The solution, of course, is to set assessments for which cheating is not helpful. Although one colleague did have one student who downloaded entries from the internet for her 'personal diary' assignment, that is a lot rarer. (And more obvious--really, you grew up on a fishing boat? I did not know that. Neither did your parents, apparently.) As long as assessment is focused on regurgitating facts, then access to the internet/cheatsheets/accomplice is helpful; but once one moves to more authentic assessments, not so much. Defeat cheaters by making it an open book exam; or drop exams and ask them to complete assessments that are personally meaningful, and that generate meaningful feedback, not just a grade. Have multiple assessments, not just one high stakes test that makes cheating worthwhile, even 'necessary'. If assessments serve as a means to an end (i.e., to help people learn) rather than as the end in itself (e.g., teaching and learning to the test, just to get a grade) then the problem of cheating just goes away.

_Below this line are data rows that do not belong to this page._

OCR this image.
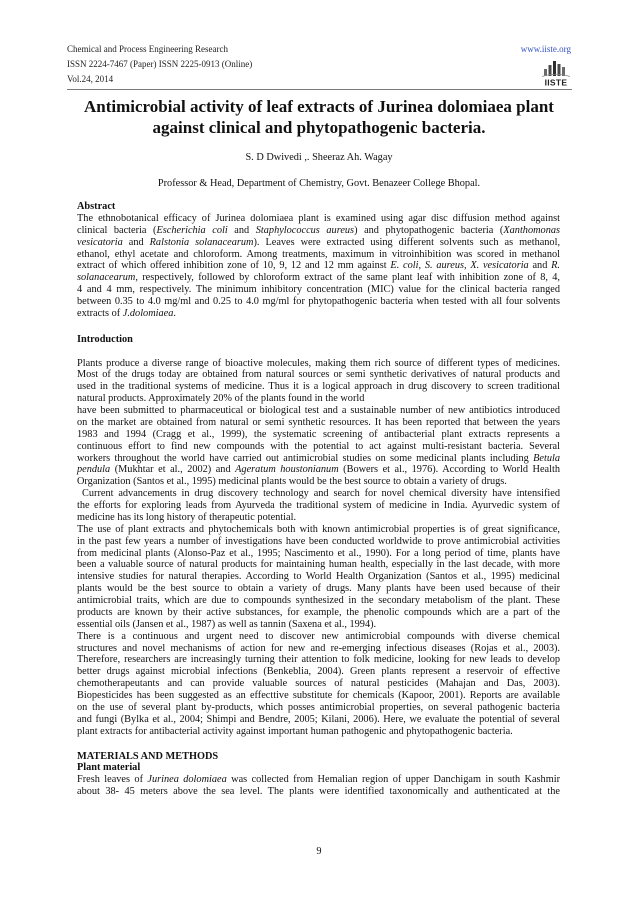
Chemical and Process Engineering Research
ISSN 2224-7467 (Paper) ISSN 2225-0913 (Online)
Vol.24, 2014
www.iiste.org
IISTE
Antimicrobial activity of leaf extracts of Jurinea dolomiaea plant
against clinical and phytopathogenic bacteria.
S. D Dwivedi ,. Sheeraz Ah. Wagay
Professor & Head, Department of Chemistry, Govt. Benazeer College Bhopal.
Abstract
The ethnobotanical efficacy of Jurinea dolomiaea plant is examined using agar disc diffusion method against
clinical bacteria (Escherichia coli and Staphylococcus aureus) and phytopathogenic bacteria (Xanthomonas
vesicatoria and Ralstonia solanacearum). Leaves were extracted using different solvents such as methanol,
ethanol, ethyl acetate and chloroform. Among treatments, maximum in vitroinhibition was scored in methanol
extract of which offered inhibition zone of 10, 9, 12 and 12 mm against E. coli, S. aureus, X. vesicatoria and R.
solanacearum, respectively, followed by chloroform extract of the same plant leaf with inhibition zone of 8, 4,
4 and 4 mm, respectively. The minimum inhibitory concentration (MIC) value for the clinical bacteria ranged
between 0.35 to 4.0 mg/ml and 0.25 to 4.0 mg/ml for phytopathogenic bacteria when tested with all four solvents
extracts of J.dolomiaea.
Introduction
Plants produce a diverse range of bioactive molecules, making them rich source of different types of medicines.
Most of the drugs today are obtained from natural sources or semi synthetic derivatives of natural products and
used in the traditional systems of medicine. Thus it is a logical approach in drug discovery to screen traditional
natural products. Approximately 20% of the plants found in the world
have been submitted to pharmaceutical or biological test and a sustainable number of new antibiotics introduced
on the market are obtained from natural or semi synthetic resources. It has been reported that between the years
1983 and 1994 (Cragg et al., 1999), the systematic screening of antibacterial plant extracts represents a
continuous effort to find new compounds with the potential to act against multi-resistant bacteria. Several
workers throughout the world have carried out antimicrobial studies on some medicinal plants including Betula
pendula (Mukhtar et al., 2002) and Ageratum houstonianum (Bowers et al., 1976). According to World Health
Organization (Santos et al., 1995) medicinal plants would be the best source to obtain a variety of drugs.
Current advancements in drug discovery technology and search for novel chemical diversity have intensified
the efforts for exploring leads from Ayurveda the traditional system of medicine in India. Ayurvedic system of
medicine has its long history of therapeutic potential.
The use of plant extracts and phytochemicals both with known antimicrobial properties is of great significance,
in the past few years a number of investigations have been conducted worldwide to prove antimicrobial activities
from medicinal plants (Alonso-Paz et al., 1995; Nascimento et al., 1990). For a long period of time, plants have
been a valuable source of natural products for maintaining human health, especially in the last decade, with more
intensive studies for natural therapies. According to World Health Organization (Santos et al., 1995) medicinal
plants would be the best source to obtain a variety of drugs. Many plants have been used because of their
antimicrobial traits, which are due to compounds synthesized in the secondary metabolism of the plant. These
products are known by their active substances, for example, the phenolic compounds which are a part of the
essential oils (Jansen et al., 1987) as well as tannin (Saxena et al., 1994).
There is a continuous and urgent need to discover new antimicrobial compounds with diverse chemical
structures and novel mechanisms of action for new and re-emerging infectious diseases (Rojas et al., 2003).
Therefore, researchers are increasingly turning their attention to folk medicine, looking for new leads to develop
better drugs against microbial infections (Benkeblia, 2004). Green plants represent a reservoir of effective
chemotherapeutants and can provide valuable sources of natural pesticides (Mahajan and Das, 2003).
Biopesticides has been suggested as an effecttive substitute for chemicals (Kapoor, 2001). Reports are available
on the use of several plant by-products, which posses antimicrobial properties, on several pathogenic bacteria
and fungi (Bylka et al., 2004; Shimpi and Bendre, 2005; Kilani, 2006). Here, we evaluate the potential of several
plant extracts for antibacterial activity against important human pathogenic and phytopathogenic bacteria.
MATERIALS AND METHODS
Plant material
Fresh leaves of Jurinea dolomiaea was collected from Hemalian region of upper Danchigam in south Kashmir
about 38- 45 meters above the sea level. The plants were identified taxonomically and authenticated at the
9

(March 21, 2015 BBC) Photo shows parents/friends climbing walls outside Bihar school Inda to hand cheatsheets to students writing finals inside. "3 to 4 people helping a single student...a total of six to seven million people helping students cheat," he said. "Is it the responsibility of the government alone to manage such a huge number of people...to conduct a 100% free and fair examination?" Well, um, yeah.
Saturday, July 11, 2015
Although punctuality is important, if someone is habitually late, it may mean they are caught in structural problems not of their making--day care dropoff opens ten minutes before class, the bus runs late, classes are scheduled with too little time between for distances between classrooms. (Lowering grades for late or absent is inaccurate assessment and inappropriate unless an official course objective.)
Monday, July 6, 2015
Not that I have always followed my own advice.
Possibly my worst teaching moment was when a student in the front row started searching through her purse, eventually pulling out a pen and yellow sticky note. I found her lack of attention distracting but managed to carry on lecturing...but then she scribbled a note on the sticky pad and pushed it towards me. I said something like, "Just hold your questions for a moment, until I get through the next few slides" but she persisted in pushing the note at me, even lifting it off the desk and waving it a bit. Highly annoyed at her impatience, I snatched the note and read out, "Your fly is open."
Moral: It really pays to take student questions as soon as possible.
Saturday, July 4, 2015
Good example of how assessment can overlook cultural differences...check your biases at the door, make sure your grading is evaluating student knowledge of official curricular objectives, not your own assumptions.